Common name:
Woolly groundsel
Scientific name:
Packera cana
Range:
The northern Great Plains, the Rocky Mountain states, and states to the west, except Arizona
Habitat:
Rocky crevices and slopes, sagebrush plains, grassland; up to 12,500 feet
Leaves:
Blades are round, ovate to widely lanceolate, up to 2 inches long and 1.2 inches wide. Basal leaves are long-stalked, cauline leaves sessile
Identifying features of packera cana include the unlobed, hairy, ovate leaves, the yellow ray florets and the whitish (canescent) hairs on the leaves, from sparse to dense. This species is largely found in mountainous areas of the West, and is most common in the Sierra Nevada and the Rocky Mountains of Wyoming and Colorado, though it also occurs in coastal regions, in Oregon and Washington.

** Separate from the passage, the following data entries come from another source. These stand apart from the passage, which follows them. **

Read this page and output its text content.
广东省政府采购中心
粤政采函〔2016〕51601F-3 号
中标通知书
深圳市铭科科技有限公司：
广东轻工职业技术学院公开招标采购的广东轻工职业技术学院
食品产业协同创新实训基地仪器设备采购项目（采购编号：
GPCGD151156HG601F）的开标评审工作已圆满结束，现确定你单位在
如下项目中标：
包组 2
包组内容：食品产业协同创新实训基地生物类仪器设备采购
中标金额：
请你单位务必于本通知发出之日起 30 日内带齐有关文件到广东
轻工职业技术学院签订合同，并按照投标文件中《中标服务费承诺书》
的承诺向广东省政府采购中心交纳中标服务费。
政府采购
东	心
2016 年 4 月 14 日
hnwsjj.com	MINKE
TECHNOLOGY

Plants produce one stem, with leaves at the base (mostly), and a little way above. Leaf margins are usually flat, and entire, though sometimes wavy and/or shallowly toothed. Flowerheads have both disc and ray florets, respectively 35 to 50 and eight to ten. Phyllaries number 13 or 21, and they have a covering of tomentose hairs. Flowerheads form in a flat-topped cluster, of between eight and 15, or more. The bractlets at the base of the involucre are inconspicuous.